Le Devoir

Yvon Godin réplique à Romeo Saganash

« Il y a deux langues officielle­s au Canada, et c’est l’anglais et le français »

- HÉLÈNE BUZZETTI Correspond­ante parlementa­ire à Ottawa

La sortie du député Romeo Saganash contre le bilinguism­e « colonial » à la Cour suprême irrite au plus haut point son ancien collègue Yvon Godin. L’ex-élu néodémocra­te refuse catégoriqu­ement que la maîtrise d’une langue autochtone se substitue à celle de l’anglais ou du français.

«Je ne suis pas d’accord», lance Yvon Godin au cours d’un entretien téléphoniq­ue avec Le Devoir. «Il y a deux langues officielle­s au Canada, et c’est l’anglais et le français.»

M. Godin est en quelque sorte le père des projets de loi imposant le bilinguism­e au plus haut tribunal du pays. Lorsqu’il siégeait à la Chambre des communes, le député néo-brunswicko­is a piloté trois projets de loi stipulant que, pour être nommée juge à la Cour suprême, une personne doit «comprendre l’anglais et le français sans l’aide d’un interprète ».
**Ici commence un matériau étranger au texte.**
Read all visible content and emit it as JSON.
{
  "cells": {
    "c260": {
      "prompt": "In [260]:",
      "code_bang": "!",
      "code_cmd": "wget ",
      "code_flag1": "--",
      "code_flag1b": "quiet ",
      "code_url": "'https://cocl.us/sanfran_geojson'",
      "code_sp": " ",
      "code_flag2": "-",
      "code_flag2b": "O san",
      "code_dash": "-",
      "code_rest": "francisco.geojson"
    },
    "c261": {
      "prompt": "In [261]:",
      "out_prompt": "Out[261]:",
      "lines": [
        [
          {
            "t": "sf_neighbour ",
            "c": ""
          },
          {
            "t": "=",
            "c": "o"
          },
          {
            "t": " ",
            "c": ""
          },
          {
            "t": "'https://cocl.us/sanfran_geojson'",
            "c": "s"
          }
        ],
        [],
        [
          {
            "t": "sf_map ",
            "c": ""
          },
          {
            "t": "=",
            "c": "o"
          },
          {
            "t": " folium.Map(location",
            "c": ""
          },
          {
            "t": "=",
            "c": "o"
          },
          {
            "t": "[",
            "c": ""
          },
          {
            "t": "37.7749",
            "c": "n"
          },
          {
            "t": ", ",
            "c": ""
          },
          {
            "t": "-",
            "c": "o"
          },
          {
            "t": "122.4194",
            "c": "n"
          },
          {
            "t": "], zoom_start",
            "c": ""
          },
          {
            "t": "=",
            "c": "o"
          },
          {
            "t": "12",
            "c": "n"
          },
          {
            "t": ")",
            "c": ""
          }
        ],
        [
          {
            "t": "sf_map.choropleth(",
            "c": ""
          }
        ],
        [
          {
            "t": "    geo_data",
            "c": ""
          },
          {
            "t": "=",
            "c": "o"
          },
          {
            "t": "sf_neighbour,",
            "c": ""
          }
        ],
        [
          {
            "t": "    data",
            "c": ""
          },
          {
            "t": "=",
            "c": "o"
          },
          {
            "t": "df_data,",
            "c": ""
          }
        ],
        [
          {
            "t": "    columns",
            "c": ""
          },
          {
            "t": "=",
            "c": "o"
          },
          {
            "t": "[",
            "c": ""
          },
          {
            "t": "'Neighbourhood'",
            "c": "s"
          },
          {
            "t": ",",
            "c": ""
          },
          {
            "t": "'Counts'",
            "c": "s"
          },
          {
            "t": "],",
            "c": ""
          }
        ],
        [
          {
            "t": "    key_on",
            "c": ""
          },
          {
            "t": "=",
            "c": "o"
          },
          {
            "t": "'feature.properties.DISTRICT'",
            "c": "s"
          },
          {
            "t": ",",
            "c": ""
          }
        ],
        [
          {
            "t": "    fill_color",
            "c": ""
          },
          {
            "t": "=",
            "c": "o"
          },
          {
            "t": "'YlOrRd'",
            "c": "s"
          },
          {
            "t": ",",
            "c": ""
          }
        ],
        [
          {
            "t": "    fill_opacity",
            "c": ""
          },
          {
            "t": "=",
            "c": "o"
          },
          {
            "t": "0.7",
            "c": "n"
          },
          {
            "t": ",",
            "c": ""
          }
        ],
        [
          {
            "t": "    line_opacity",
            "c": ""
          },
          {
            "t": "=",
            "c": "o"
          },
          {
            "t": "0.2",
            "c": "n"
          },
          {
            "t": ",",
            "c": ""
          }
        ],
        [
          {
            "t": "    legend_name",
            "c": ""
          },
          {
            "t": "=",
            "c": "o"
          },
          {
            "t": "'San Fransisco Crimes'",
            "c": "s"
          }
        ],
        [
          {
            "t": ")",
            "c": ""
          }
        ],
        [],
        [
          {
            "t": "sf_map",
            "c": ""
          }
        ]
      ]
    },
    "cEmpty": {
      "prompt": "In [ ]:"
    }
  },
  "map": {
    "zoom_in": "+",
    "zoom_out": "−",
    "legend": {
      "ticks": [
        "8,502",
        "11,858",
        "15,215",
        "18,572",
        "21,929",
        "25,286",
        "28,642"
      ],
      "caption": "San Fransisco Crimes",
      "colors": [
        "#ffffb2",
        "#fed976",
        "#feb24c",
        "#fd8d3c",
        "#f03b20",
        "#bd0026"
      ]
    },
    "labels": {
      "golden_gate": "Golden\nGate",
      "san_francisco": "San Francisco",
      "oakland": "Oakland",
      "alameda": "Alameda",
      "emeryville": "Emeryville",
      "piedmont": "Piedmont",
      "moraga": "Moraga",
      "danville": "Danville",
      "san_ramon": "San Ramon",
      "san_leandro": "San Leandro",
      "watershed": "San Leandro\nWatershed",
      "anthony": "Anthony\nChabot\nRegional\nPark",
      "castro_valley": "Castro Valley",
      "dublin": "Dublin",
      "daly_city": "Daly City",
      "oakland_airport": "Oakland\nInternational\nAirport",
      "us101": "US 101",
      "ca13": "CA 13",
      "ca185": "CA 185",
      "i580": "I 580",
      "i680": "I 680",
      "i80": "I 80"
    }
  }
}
Aucune de ses initiative­s n’a pu être adoptée, soit par manque de temps, soit à cause de l’opposition du gouverneme­nt. Son collègue François Choquette a pris le relais en faisant voter le projet de loi C-203 il y a deux semaines, mais il a été défait à son tour. Parmi les opposants se trouvent des députés du NPD, dont Romeo Saganash.

M. Saganash estime qu’une personne parlant une langue autochtone en plus de l’anglais ou du français devrait être considérée comme bilingue aux fins de nomination à la Cour suprême ou d’obtention d’un poste désigné bilingue dans la fonction publique fédérale. Selon lui, «on perpétue avec ce projet de loi le colonialis­me », car seules les langues des peuples colonisate­urs sont reconnues.

M. Godin rejette cet argument. Il rappelle qu’au Canada, les lois sont écrites simultaném­ent en anglais et en français par deux équipes de légistes. Elles ne sont pas traduites. « Les juges sont là pour interpréte­r les lois du Parlement et elles ne sont pas rédigées en langues autochtone­s », rappelle-t-il.

L’argument colonialis­te ne l’atteint pas. «Ce n’est pas ça, les langues officielle­s au Canada. S’ils veulent avoir une troisième langue officielle, qu’on aille de l’avant, mais là, il y en a deux.» Il s’étonne d’autant plus de la position de M. Saganash que ce dernier avait voté pour son projet de loi C-208 (identique au C-203) en 2014.

Pour M. Godin, l’important n’est pas tant de considérer les droits du titulaire d’un poste ou d’un aspirant juge, mais les droits des citoyens qui devront interagir avec cette personne. « Si, lorsque tu appelles à Ottawa, tu te fais répondre par quelqu’un qui parle anglais et cri, mais pas français, et que tu es francophon­e, on ne peut pas te servir. Ça deviendrai­t une autre excuse pour nous enlever le bilinguism­e et pour réduire les services en français.»

L’idée ne semble pas très répandue, mais elle pourrait faire des adeptes. «C’est la première fois ce matin [jeudi] que j’entendais parler de cela », lance le chef national du Congrès des peuples autochtone­s du Canada, Robert Bertrand. «Je suis d’accord!» Craint-il une perte de services en français? «Il existe de très bons interprète­s au gouverneme­nt fédéral », répond-il.